Crocodile Forest

$\huge\sqrt{x\sqrt{x\sqrt{x\cdots}}}=x^{\small{\color{#D61F06}{\frac{1}{2}+\frac{1}{4}+\frac{1}{8}\cdots}}}$ $\\ (\mathcal{\color{#D61F06}{Infinite~ GP}})$ $\\ \huge=x^{\small{\color{#D61F06}{\frac{\frac{1}{2}}{1-\frac{1}{2}}}}}=x$ Hence integration simplifies to:- $\huge \mathfrak{I}=\int_{3}^{5} x \, dx$ $\huge =\dfrac{x^2}{2}|_{\small 3}^{\small 5}$ $\huge =\color{goldenrod}{\boxed{\color{#20A900}{\boxed{\color{#007fff}{8}}}}}$

Let $\large\displaystyle\ y =\sqrt{x\sqrt{x\sqrt{x\cdots}}}$

As the series is infinite, we can say that $\large\displaystyle\ y = \sqrt{x*y}$

which gives us $\large\displaystyle\ y =x$ [as $y=0$ only for $x=0$ ]

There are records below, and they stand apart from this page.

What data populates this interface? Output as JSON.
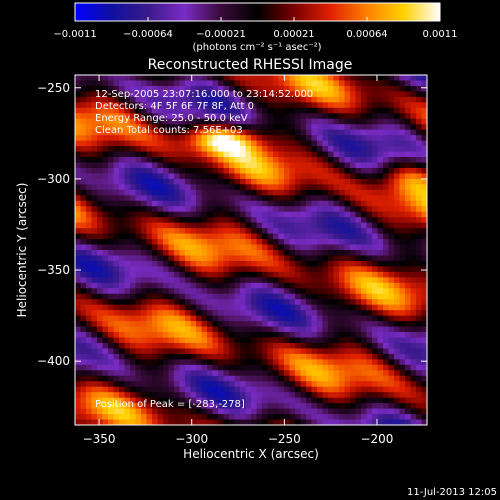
{
  "colorbar": {
    "min": -0.0011,
    "max": 0.0011,
    "tick_labels": [
      "−0.0011",
      "−0.00064",
      "−0.00021",
      "0.00021",
      "0.00064",
      "0.0011"
    ],
    "unit_label": "(photons cm⁻² s⁻¹ asec⁻²)"
  },
  "timestamp": "11-Jul-2013 12:05",
  "chart_data": {
    "type": "heatmap",
    "title": "Reconstructed RHESSI Image",
    "xlabel": "Heliocentric X (arcsec)",
    "ylabel": "Heliocentric Y (arcsec)",
    "xlim": [
      -363,
      -173
    ],
    "ylim": [
      -435,
      -243
    ],
    "x_ticks": [
      -350,
      -300,
      -250,
      -200
    ],
    "y_ticks": [
      -250,
      -300,
      -350,
      -400
    ],
    "x_tick_labels": [
      "−350",
      "−300",
      "−250",
      "−200"
    ],
    "y_tick_labels": [
      "−250",
      "−300",
      "−350",
      "−400"
    ],
    "colormap": [
      "#0000ff",
      "#1010a0",
      "#3a1a8a",
      "#7a2cc4",
      "#3a0a3a",
      "#000000",
      "#7a0000",
      "#e02000",
      "#ff8000",
      "#ffd000",
      "#ffffff"
    ],
    "annotations": [
      "12-Sep-2005 23:07:16.000 to 23:14:52.000",
      "Detectors: 4F 5F 6F 7F 8F, Att 0",
      "Energy Range: 25.0 - 50.0 keV",
      "Clean    Total counts: 7.56E+03"
    ],
    "peak_label": "Position of Peak = [-283,-278]",
    "peak": [
      -283,
      -278
    ]
  }
}
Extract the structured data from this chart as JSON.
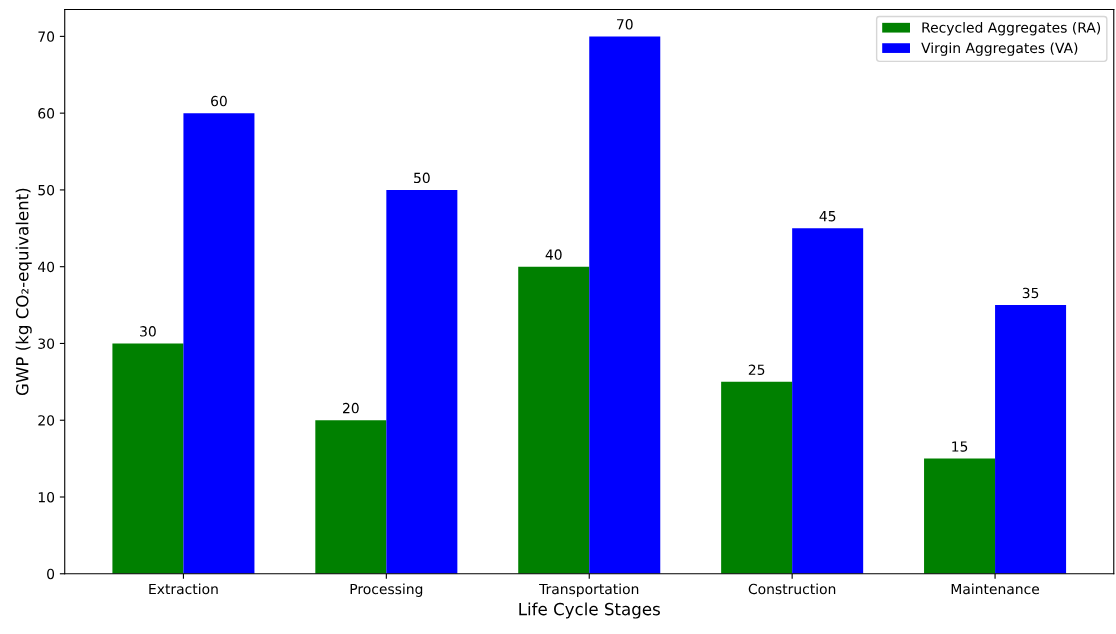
{
  "chart_data": {
    "type": "bar",
    "xlabel": "Life Cycle Stages",
    "ylabel": "GWP (kg CO₂-equivalent)",
    "categories": [
      "Extraction",
      "Processing",
      "Transportation",
      "Construction",
      "Maintenance"
    ],
    "series": [
      {
        "name": "Recycled Aggregates (RA)",
        "color": "#008000",
        "values": [
          30,
          20,
          40,
          25,
          15
        ]
      },
      {
        "name": "Virgin Aggregates (VA)",
        "color": "#0000ff",
        "values": [
          60,
          50,
          70,
          45,
          35
        ]
      }
    ],
    "ylim": [
      0,
      73.5
    ],
    "yticks": [
      0,
      10,
      20,
      30,
      40,
      50,
      60,
      70
    ],
    "data_labels": true,
    "legend": "top right",
    "grid": false
  }
}
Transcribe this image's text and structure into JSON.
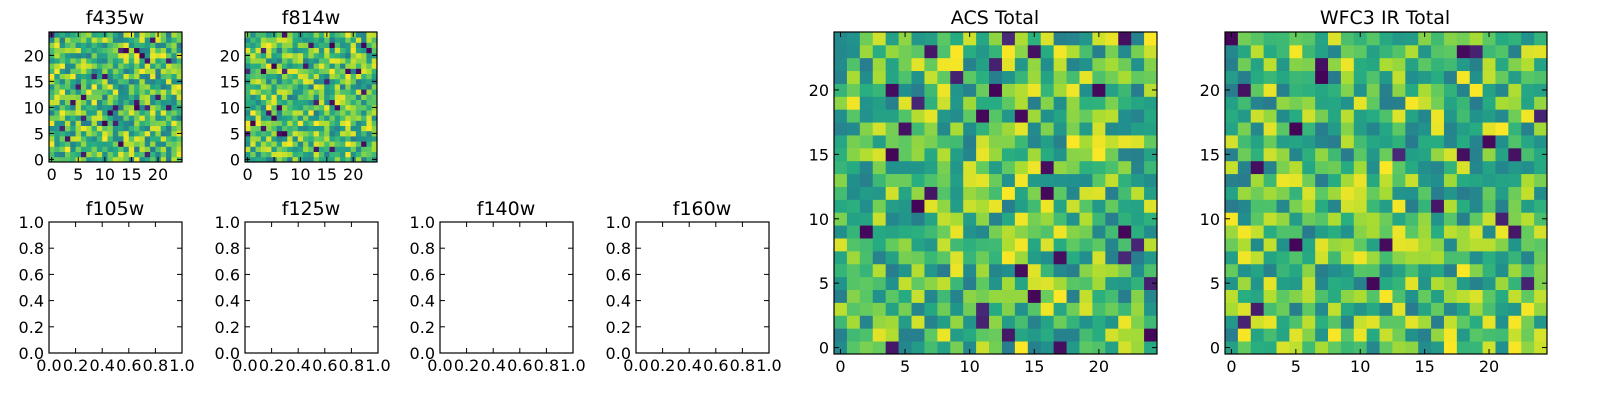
{
  "chart_data": [
    {
      "type": "heatmap",
      "title": "f435w",
      "grid_size": 25,
      "xlim": [
        -0.5,
        24.5
      ],
      "ylim": [
        -0.5,
        24.5
      ],
      "xticks": [
        0,
        5,
        10,
        15,
        20
      ],
      "yticks": [
        0,
        5,
        10,
        15,
        20
      ],
      "xtick_labels": [
        "0",
        "5",
        "10",
        "15",
        "20"
      ],
      "ytick_labels": [
        "0",
        "5",
        "10",
        "15",
        "20"
      ],
      "colormap": "viridis",
      "seed": 11
    },
    {
      "type": "heatmap",
      "title": "f814w",
      "grid_size": 25,
      "xlim": [
        -0.5,
        24.5
      ],
      "ylim": [
        -0.5,
        24.5
      ],
      "xticks": [
        0,
        5,
        10,
        15,
        20
      ],
      "yticks": [
        0,
        5,
        10,
        15,
        20
      ],
      "xtick_labels": [
        "0",
        "5",
        "10",
        "15",
        "20"
      ],
      "ytick_labels": [
        "0",
        "5",
        "10",
        "15",
        "20"
      ],
      "colormap": "viridis",
      "seed": 29
    },
    {
      "type": "empty",
      "title": "f105w",
      "xlim": [
        0,
        1
      ],
      "ylim": [
        0,
        1
      ],
      "xtick_labels": [
        "0.0",
        "0.2",
        "0.4",
        "0.6",
        "0.8",
        "1.0"
      ],
      "ytick_labels": [
        "0.0",
        "0.2",
        "0.4",
        "0.6",
        "0.8",
        "1.0"
      ]
    },
    {
      "type": "empty",
      "title": "f125w",
      "xlim": [
        0,
        1
      ],
      "ylim": [
        0,
        1
      ],
      "xtick_labels": [
        "0.0",
        "0.2",
        "0.4",
        "0.6",
        "0.8",
        "1.0"
      ],
      "ytick_labels": [
        "0.0",
        "0.2",
        "0.4",
        "0.6",
        "0.8",
        "1.0"
      ]
    },
    {
      "type": "empty",
      "title": "f140w",
      "xlim": [
        0,
        1
      ],
      "ylim": [
        0,
        1
      ],
      "xtick_labels": [
        "0.0",
        "0.2",
        "0.4",
        "0.6",
        "0.8",
        "1.0"
      ],
      "ytick_labels": [
        "0.0",
        "0.2",
        "0.4",
        "0.6",
        "0.8",
        "1.0"
      ]
    },
    {
      "type": "empty",
      "title": "f160w",
      "xlim": [
        0,
        1
      ],
      "ylim": [
        0,
        1
      ],
      "xtick_labels": [
        "0.0",
        "0.2",
        "0.4",
        "0.6",
        "0.8",
        "1.0"
      ],
      "ytick_labels": [
        "0.0",
        "0.2",
        "0.4",
        "0.6",
        "0.8",
        "1.0"
      ]
    },
    {
      "type": "heatmap",
      "title": "ACS Total",
      "grid_size": 25,
      "xlim": [
        -0.5,
        24.5
      ],
      "ylim": [
        -0.5,
        24.5
      ],
      "xticks": [
        0,
        5,
        10,
        15,
        20
      ],
      "yticks": [
        0,
        5,
        10,
        15,
        20
      ],
      "xtick_labels": [
        "0",
        "5",
        "10",
        "15",
        "20"
      ],
      "ytick_labels": [
        "0",
        "5",
        "10",
        "15",
        "20"
      ],
      "colormap": "viridis",
      "seed": 47
    },
    {
      "type": "heatmap",
      "title": "WFC3 IR Total",
      "grid_size": 25,
      "xlim": [
        -0.5,
        24.5
      ],
      "ylim": [
        -0.5,
        24.5
      ],
      "xticks": [
        0,
        5,
        10,
        15,
        20
      ],
      "yticks": [
        0,
        5,
        10,
        15,
        20
      ],
      "xtick_labels": [
        "0",
        "5",
        "10",
        "15",
        "20"
      ],
      "ytick_labels": [
        "0",
        "5",
        "10",
        "15",
        "20"
      ],
      "colormap": "viridis",
      "seed": 83
    }
  ]
}
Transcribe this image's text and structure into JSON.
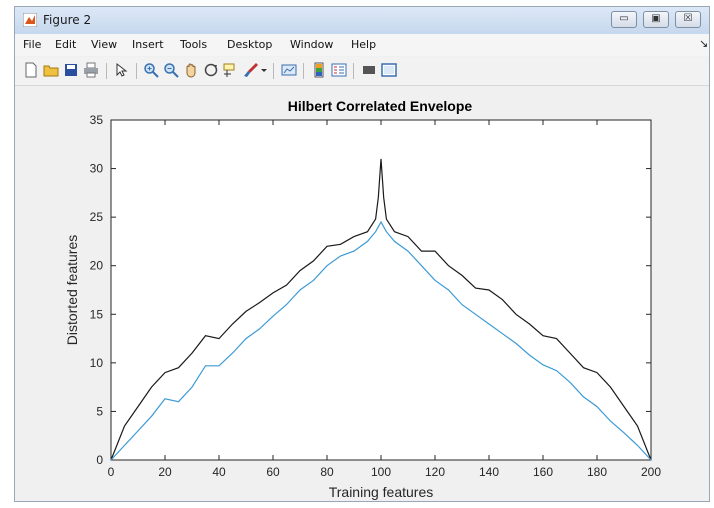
{
  "window": {
    "title": "Figure 2",
    "minimize": "▭",
    "maximize": "▣",
    "close": "☒"
  },
  "menu": [
    "File",
    "Edit",
    "View",
    "Insert",
    "Tools",
    "Desktop",
    "Window",
    "Help"
  ],
  "menu_arrow": "↘",
  "toolbar": [
    {
      "name": "new-figure-icon",
      "color": "#ffffff"
    },
    {
      "name": "open-file-icon",
      "color": "#f0c040"
    },
    {
      "name": "save-icon",
      "color": "#2a4fa0"
    },
    {
      "name": "print-icon",
      "color": "#9aa0a8"
    },
    {
      "name": "edit-plot-pointer-icon",
      "color": "#333333"
    },
    {
      "name": "zoom-in-icon",
      "color": "#3a6fb0"
    },
    {
      "name": "zoom-out-icon",
      "color": "#3a6fb0"
    },
    {
      "name": "pan-hand-icon",
      "color": "#e0b070"
    },
    {
      "name": "rotate-3d-icon",
      "color": "#444444"
    },
    {
      "name": "data-cursor-icon",
      "color": "#d0b030"
    },
    {
      "name": "brush-icon",
      "color": "#c03030"
    },
    {
      "name": "link-plot-icon",
      "color": "#3a6fb0"
    },
    {
      "name": "insert-colorbar-icon",
      "color": "#f0a020"
    },
    {
      "name": "insert-legend-icon",
      "color": "#3a6fb0"
    },
    {
      "name": "hide-plot-tools-icon",
      "color": "#555555"
    },
    {
      "name": "show-plot-tools-icon",
      "color": "#3a6fb0"
    }
  ],
  "chart_data": {
    "type": "line",
    "title": "Hilbert Correlated Envelope",
    "xlabel": "Training features",
    "ylabel": "Distorted features",
    "xlim": [
      0,
      200
    ],
    "ylim": [
      0,
      35
    ],
    "xticks": [
      0,
      20,
      40,
      60,
      80,
      100,
      120,
      140,
      160,
      180,
      200
    ],
    "yticks": [
      0,
      5,
      10,
      15,
      20,
      25,
      30,
      35
    ],
    "grid": false,
    "legend": "none",
    "series": [
      {
        "color": "#1a1a1a",
        "x": [
          0,
          5,
          10,
          15,
          20,
          25,
          30,
          35,
          40,
          45,
          50,
          55,
          60,
          65,
          70,
          75,
          80,
          85,
          90,
          95,
          98,
          99,
          100,
          101,
          102,
          105,
          110,
          115,
          120,
          125,
          130,
          135,
          140,
          145,
          150,
          155,
          160,
          165,
          170,
          175,
          180,
          185,
          190,
          195,
          200
        ],
        "y": [
          0,
          3.5,
          5.5,
          7.5,
          9,
          9.5,
          11,
          12.8,
          12.5,
          14,
          15.3,
          16.2,
          17.2,
          18,
          19.5,
          20.5,
          22,
          22.2,
          23,
          23.5,
          24.8,
          27,
          31,
          27,
          24.8,
          23.5,
          23,
          21.5,
          21.5,
          20,
          19,
          17.7,
          17.5,
          16.5,
          15,
          14,
          12.8,
          12.5,
          11,
          9.5,
          9,
          7.5,
          5.5,
          3.5,
          0
        ]
      },
      {
        "color": "#3d9ad6",
        "x": [
          0,
          5,
          10,
          15,
          20,
          25,
          30,
          35,
          40,
          45,
          50,
          55,
          60,
          65,
          70,
          75,
          80,
          85,
          90,
          95,
          98,
          100,
          102,
          105,
          110,
          115,
          120,
          125,
          130,
          135,
          140,
          145,
          150,
          155,
          160,
          165,
          170,
          175,
          180,
          185,
          190,
          195,
          200
        ],
        "y": [
          0,
          1.5,
          3,
          4.5,
          6.3,
          6,
          7.5,
          9.7,
          9.7,
          11,
          12.5,
          13.5,
          14.8,
          16,
          17.5,
          18.5,
          20,
          21,
          21.5,
          22.5,
          23.5,
          24.5,
          23.5,
          22.5,
          21.5,
          20,
          18.5,
          17.5,
          16,
          15,
          14,
          13,
          12,
          10.8,
          9.8,
          9.2,
          8,
          6.5,
          5.5,
          4,
          2.8,
          1.5,
          0
        ]
      }
    ]
  }
}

Therefore, the required integration now is: $\large\displaystyle\int_{3}^{5} \ x \, dx =\, 8$

Let $u = \sqrt{x \sqrt{x\sqrt{x \cdots}}}$ . Then

$\begin{aligned} u & = \sqrt {xu} & \small \color{#3D99F6} \text{Squaring both sides} \\ u^2 & = xu \\ u & = x \end{aligned}$

Therefore, $\displaystyle \int_3^5 \sqrt{x \sqrt{x\sqrt{x \cdots}}}\ dx = \int_3^5 x \ dx = \dfrac {x^2}2 \ \bigg|_3^5 = \dfrac {25-9}2 = \boxed 8$ .